Por eso este gobierno tiene una regla incompatible con la libertad de conciencia. Ha decretado implícitamente que está prohibido decirle que no. Esa palabra, no, es la que separa las democracias de los autoritarismos.
Si no se puede decir que no el pensamiento se transforma en una cárcel. Es grave para la oposición, que tiene como misión principal decir que no para poner límites sin obstruir el ejercicio del gobierno, y es mucho más grave para los que rodean a Kirchner, que aprendieron que decir que no es un rápido pasaporte al exilio. Lo saben muy bien Horacio Rosatti, Gustavo Beliz, Roberto Lavagna, Rafael y María Eugenia Bielsa, y siguen las firmas. Para el kirchnerismo disidencia es sinónimo de traición.

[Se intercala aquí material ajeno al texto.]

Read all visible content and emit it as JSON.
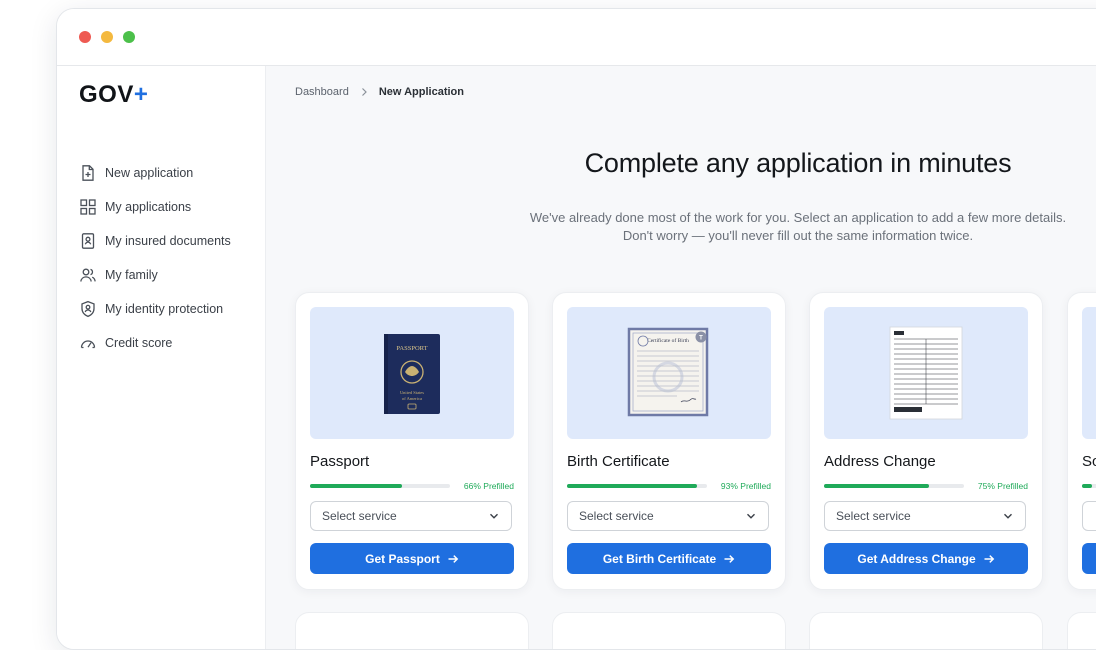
{
  "app": {
    "logo_text": "GOV",
    "logo_plus": "+"
  },
  "colors": {
    "accent": "#1f6fe0",
    "progress": "#1faa59",
    "thumb_bg": "#dfe9fb"
  },
  "sidebar": {
    "items": [
      {
        "label": "New application",
        "icon": "file-plus-icon"
      },
      {
        "label": "My applications",
        "icon": "grid-icon"
      },
      {
        "label": "My insured documents",
        "icon": "id-document-icon"
      },
      {
        "label": "My family",
        "icon": "users-icon"
      },
      {
        "label": "My identity protection",
        "icon": "shield-user-icon"
      },
      {
        "label": "Credit score",
        "icon": "gauge-icon"
      }
    ]
  },
  "breadcrumb": {
    "root": "Dashboard",
    "current": "New Application"
  },
  "hero": {
    "title": "Complete any application in minutes",
    "subtitle_line1": "We've already done most of the work for you. Select an application to add a few more  details.",
    "subtitle_line2": "Don't worry — you'll never fill out the same information twice."
  },
  "cards": [
    {
      "title": "Passport",
      "progress": 0.66,
      "progress_label": "66% Prefilled",
      "select_placeholder": "Select service",
      "button_label": "Get Passport",
      "passport_word": "PASSPORT",
      "passport_caption1": "United States",
      "passport_caption2": "of America"
    },
    {
      "title": "Birth Certificate",
      "progress": 0.93,
      "progress_label": "93% Prefilled",
      "select_placeholder": "Select service",
      "button_label": "Get Birth Certificate",
      "cert_heading": "Certificate of Birth",
      "cert_badge": "T"
    },
    {
      "title": "Address Change",
      "progress": 0.75,
      "progress_label": "75% Prefilled",
      "select_placeholder": "Select service",
      "button_label": "Get Address Change"
    },
    {
      "title": "So"
    }
  ]
}
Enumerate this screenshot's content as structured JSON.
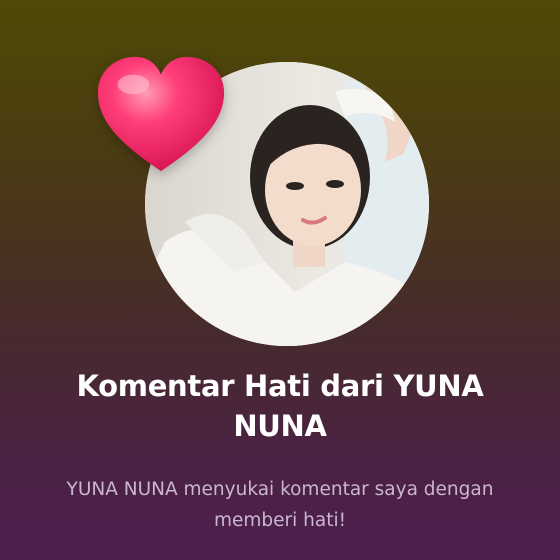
{
  "notification": {
    "title": "Komentar Hati dari YUNA NUNA",
    "message": "YUNA NUNA menyukai komentar saya dengan memberi hati!",
    "heart_icon": "heart-icon",
    "heart_color": "#ff2d6e"
  }
}
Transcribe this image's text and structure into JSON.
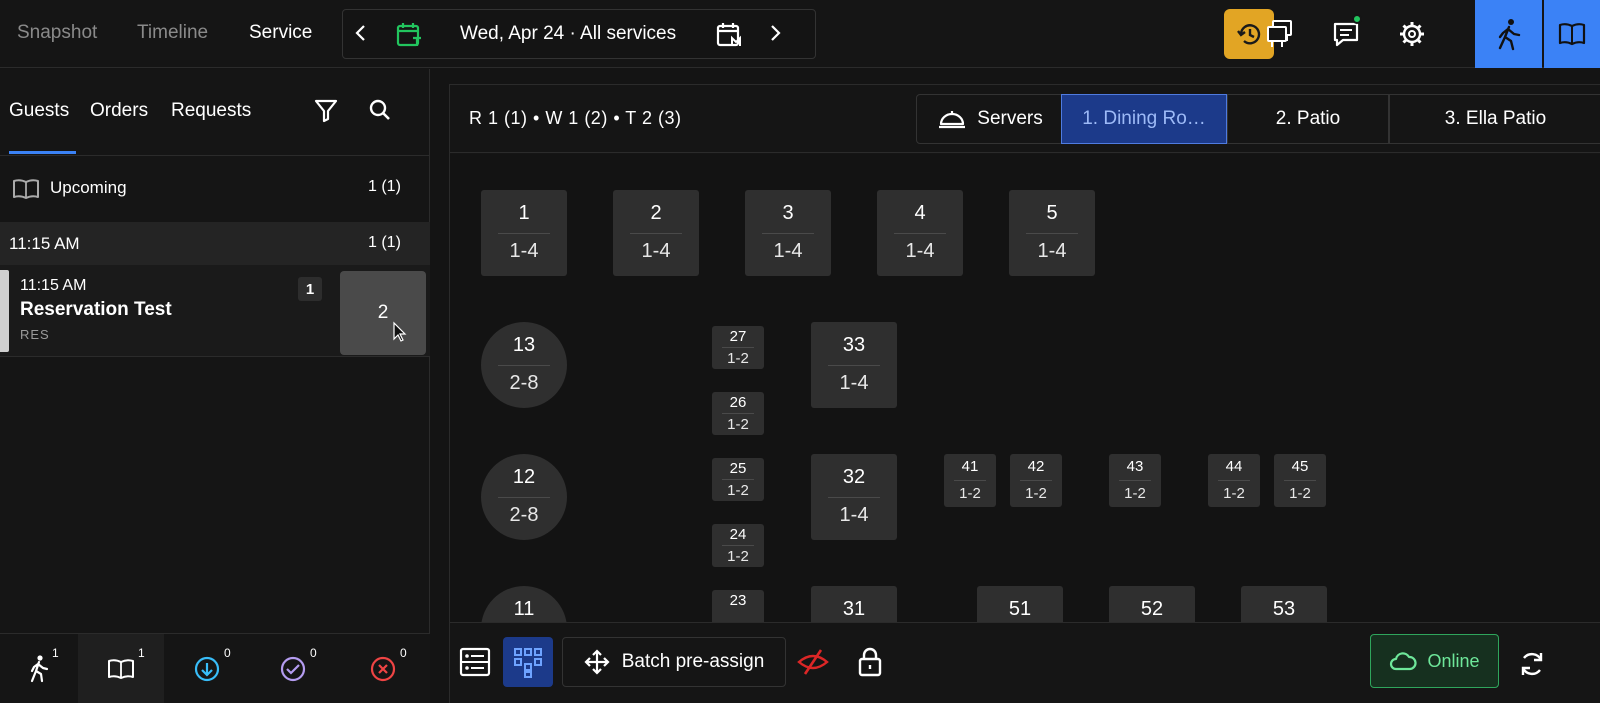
{
  "nav": {
    "tabs": [
      "Snapshot",
      "Timeline",
      "Service"
    ],
    "active_tab": "Service",
    "date_label": "Wed, Apr 24 · All services",
    "accent": "#3b82f6",
    "history_color": "#e2a524",
    "icons": [
      "chevron-left-icon",
      "calendar-icon",
      "calendar-m-icon",
      "chevron-right-icon",
      "history-icon",
      "combine-tables-icon",
      "chat-icon",
      "settings-icon",
      "walk-in-icon",
      "book-icon"
    ]
  },
  "left_panel": {
    "tabs": [
      "Guests",
      "Orders",
      "Requests"
    ],
    "upcoming": {
      "label": "Upcoming",
      "count": "1 (1)"
    },
    "time_group": {
      "label": "11:15 AM",
      "count": "1 (1)"
    },
    "reservation": {
      "time": "11:15 AM",
      "name": "Reservation Test",
      "type": "RES",
      "party_size": "1",
      "table": "2"
    },
    "bottom_counts": [
      "1",
      "1",
      "0",
      "0",
      "0"
    ]
  },
  "main": {
    "counts": "R 1 (1) • W 1 (2) • T 2 (3)",
    "servers_label": "Servers",
    "rooms": [
      "1. Dining Ro…",
      "2. Patio",
      "3. Ella Patio"
    ],
    "active_room": "1. Dining Ro…",
    "batch_label": "Batch pre-assign",
    "online_label": "Online",
    "online_color": "#6ee79a"
  },
  "floor_tables": [
    {
      "num": "1",
      "cap": "1-4"
    },
    {
      "num": "2",
      "cap": "1-4"
    },
    {
      "num": "3",
      "cap": "1-4"
    },
    {
      "num": "4",
      "cap": "1-4"
    },
    {
      "num": "5",
      "cap": "1-4"
    },
    {
      "num": "13",
      "cap": "2-8"
    },
    {
      "num": "12",
      "cap": "2-8"
    },
    {
      "num": "11",
      "cap": ""
    },
    {
      "num": "27",
      "cap": "1-2"
    },
    {
      "num": "26",
      "cap": "1-2"
    },
    {
      "num": "25",
      "cap": "1-2"
    },
    {
      "num": "24",
      "cap": "1-2"
    },
    {
      "num": "23",
      "cap": ""
    },
    {
      "num": "33",
      "cap": "1-4"
    },
    {
      "num": "32",
      "cap": "1-4"
    },
    {
      "num": "31",
      "cap": ""
    },
    {
      "num": "41",
      "cap": "1-2"
    },
    {
      "num": "42",
      "cap": "1-2"
    },
    {
      "num": "43",
      "cap": "1-2"
    },
    {
      "num": "44",
      "cap": "1-2"
    },
    {
      "num": "45",
      "cap": "1-2"
    },
    {
      "num": "51",
      "cap": ""
    },
    {
      "num": "52",
      "cap": ""
    },
    {
      "num": "53",
      "cap": ""
    }
  ]
}
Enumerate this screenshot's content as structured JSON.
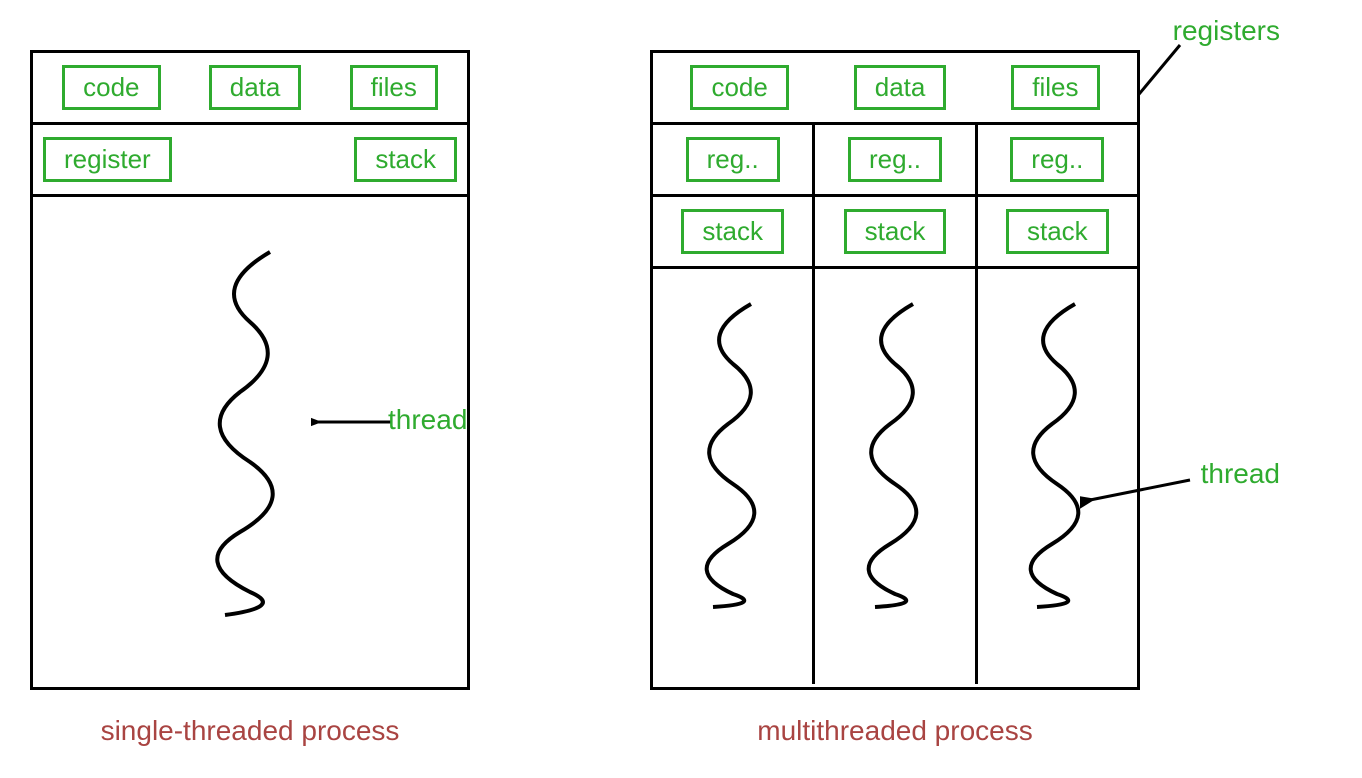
{
  "diagrams": {
    "single": {
      "header": [
        "code",
        "data",
        "files"
      ],
      "row2_left": "register",
      "row2_right": "stack",
      "thread_label": "thread",
      "caption": "single-threaded process"
    },
    "multi": {
      "header": [
        "code",
        "data",
        "files"
      ],
      "columns": [
        {
          "reg": "reg..",
          "stack": "stack"
        },
        {
          "reg": "reg..",
          "stack": "stack"
        },
        {
          "reg": "reg..",
          "stack": "stack"
        }
      ],
      "registers_label": "registers",
      "thread_label": "thread",
      "caption": "multithreaded process"
    }
  }
}
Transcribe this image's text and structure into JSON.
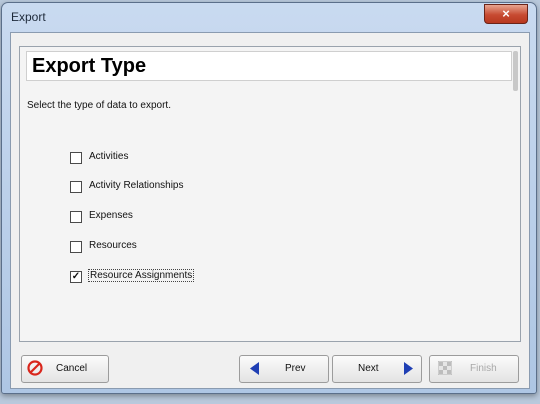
{
  "window": {
    "title": "Export",
    "close_glyph": "×"
  },
  "page": {
    "title": "Export Type",
    "instruction": "Select the type of data to export."
  },
  "options": [
    {
      "label": "Activities",
      "checked": false
    },
    {
      "label": "Activity Relationships",
      "checked": false
    },
    {
      "label": "Expenses",
      "checked": false
    },
    {
      "label": "Resources",
      "checked": false
    },
    {
      "label": "Resource Assignments",
      "checked": true
    }
  ],
  "buttons": {
    "cancel": "Cancel",
    "prev": "Prev",
    "next": "Next",
    "finish": "Finish"
  },
  "icons": {
    "cancel": "cancel-icon",
    "prev": "left-arrow-icon",
    "next": "right-arrow-icon",
    "finish": "finish-checkered-icon"
  },
  "colors": {
    "close_button": "#c74a31",
    "arrow": "#1f3fb4",
    "cancel_icon": "#d9261c"
  }
}
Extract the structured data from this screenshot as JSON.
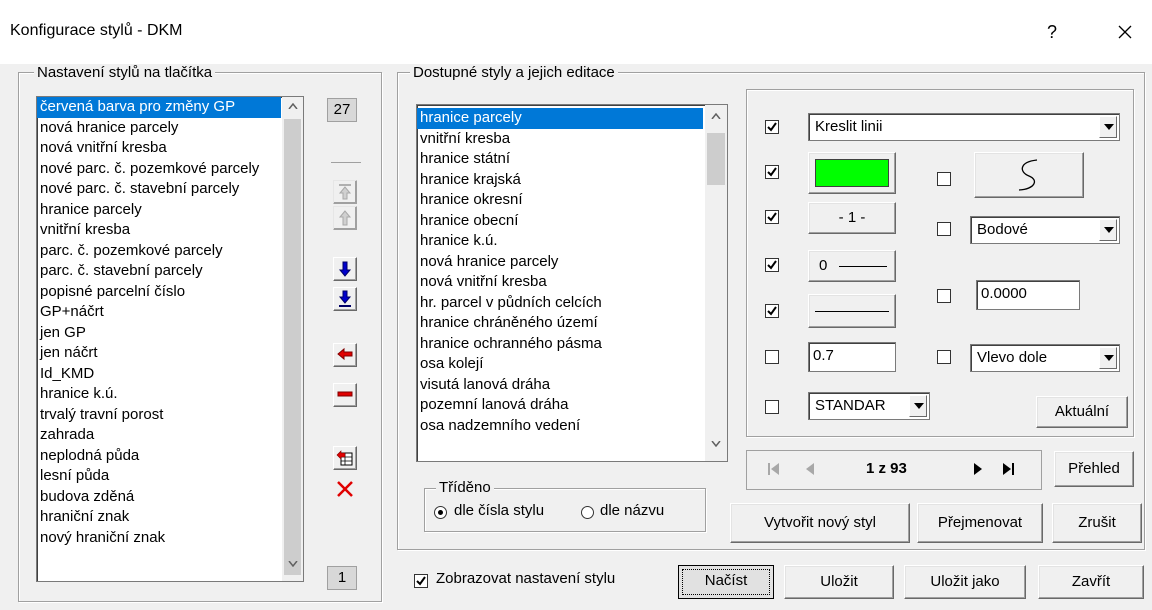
{
  "window": {
    "title": "Konfigurace stylů - DKM",
    "help_label": "?"
  },
  "left_group": {
    "title": "Nastavení stylů na tlačítka",
    "items": [
      "červená barva pro změny GP",
      "nová hranice parcely",
      "nová vnitřní kresba",
      "nové parc. č. pozemkové parcely",
      "nové parc. č. stavební parcely",
      "hranice parcely",
      "vnitřní kresba",
      "parc. č. pozemkové parcely",
      "parc. č. stavební parcely",
      "popisné parcelní číslo",
      "GP+náčrt",
      "jen GP",
      "jen náčrt",
      "Id_KMD",
      "hranice k.ú.",
      "trvalý travní porost",
      "zahrada",
      "neplodná půda",
      "lesní půda",
      "budova zděná",
      "hraniční znak",
      "nový hraniční znak"
    ],
    "selected_index": 0,
    "top_count": "27",
    "bottom_count": "1"
  },
  "right_group": {
    "title": "Dostupné styly a jejich editace",
    "items": [
      "hranice parcely",
      "vnitřní kresba",
      "hranice státní",
      "hranice krajská",
      "hranice okresní",
      "hranice obecní",
      "hranice k.ú.",
      "nová hranice parcely",
      "nová vnitřní kresba",
      "hr. parcel v půdních celcích",
      "hranice chráněného území",
      "hranice ochranného pásma",
      "osa kolejí",
      "visutá lanová dráha",
      "pozemní lanová dráha",
      "osa nadzemního vedení"
    ],
    "selected_index": 0,
    "sort": {
      "title": "Tříděno",
      "by_number": "dle čísla stylu",
      "by_name": "dle názvu",
      "selected": "by_number"
    }
  },
  "editor": {
    "draw_line": {
      "checked": true,
      "value": "Kreslit linii"
    },
    "color": {
      "checked": true,
      "value": "#00ff00"
    },
    "curve_checked": false,
    "line_number": {
      "checked": true,
      "label": "- 1 -"
    },
    "point_mode": {
      "checked": false,
      "value": "Bodové"
    },
    "width": {
      "checked": true,
      "label": "0"
    },
    "line_style": {
      "checked": true
    },
    "angle": {
      "checked": false,
      "value": "0.0000"
    },
    "size": {
      "checked": false,
      "value": "0.7"
    },
    "position": {
      "checked": false,
      "value": "Vlevo dole"
    },
    "font": {
      "checked": false,
      "value": "STANDAR"
    },
    "apply_label": "Aktuální"
  },
  "navigation": {
    "position": "1 z 93",
    "overview_label": "Přehled"
  },
  "style_actions": {
    "create": "Vytvořit nový styl",
    "rename": "Přejmenovat",
    "delete": "Zrušit"
  },
  "footer": {
    "show_settings": {
      "checked": true,
      "label": "Zobrazovat nastavení stylu"
    },
    "load": "Načíst",
    "save": "Uložit",
    "save_as": "Uložit jako",
    "close": "Zavřít"
  }
}
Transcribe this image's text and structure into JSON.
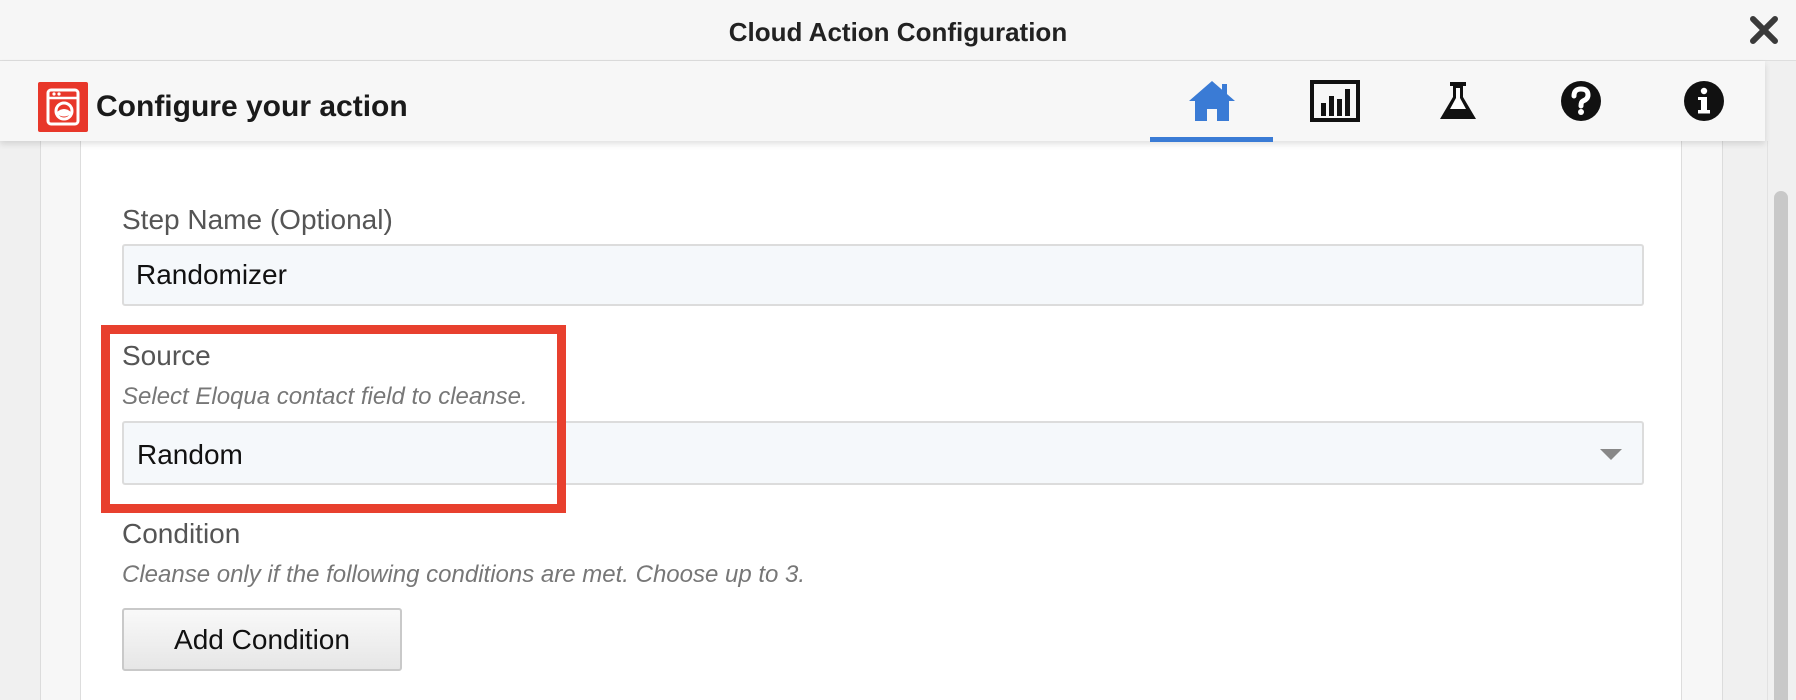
{
  "window": {
    "title": "Cloud Action Configuration"
  },
  "header": {
    "heading": "Configure your action",
    "nav_tabs": [
      {
        "icon": "home-icon",
        "active": true
      },
      {
        "icon": "bar-chart-icon",
        "active": false
      },
      {
        "icon": "flask-icon",
        "active": false
      },
      {
        "icon": "help-icon",
        "active": false
      },
      {
        "icon": "info-icon",
        "active": false
      }
    ]
  },
  "form": {
    "step_name": {
      "label": "Step Name (Optional)",
      "value": "Randomizer"
    },
    "source": {
      "label": "Source",
      "help": "Select Eloqua contact field to cleanse.",
      "selected": "Random"
    },
    "condition": {
      "label": "Condition",
      "help": "Cleanse only if the following conditions are met. Choose up to 3.",
      "add_button": "Add Condition"
    }
  },
  "colors": {
    "accent": "#3a7bd5",
    "brand": "#e8372a",
    "highlight": "#e8402e"
  }
}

No es casualidad que en menos de 24 horas, dos políticos que están en las antípodas, como Elisa Carrió y Fernando de la Rúa, hayan utilizado el término «fascista» para caracterizar actitudes del Gobierno. Y es muy bueno y muy sano plantear todo esto ahora que 7 de cada 10 argentinos (según casi todas las encuestas) respaldan al gobierno de Kirchner porque están esperanzados en los robustos números de la economía y deciden mirar para otro lado frente al deterioro de la calidad de las instituciones.
Mal que le pese al Gobierno hay que caer otra vez en el ejemplo de Menem y Fernández Meijide para recordar que hay momentos históricos en que los políticos son blindados ante las balas. La opinión pública les acepta casi cualquier cosa. Pero hay otros momentos de quiebre de expectativas económicas donde las facturas acumuladas caen en catarata sobre la cabeza de los más pintados o los más votados.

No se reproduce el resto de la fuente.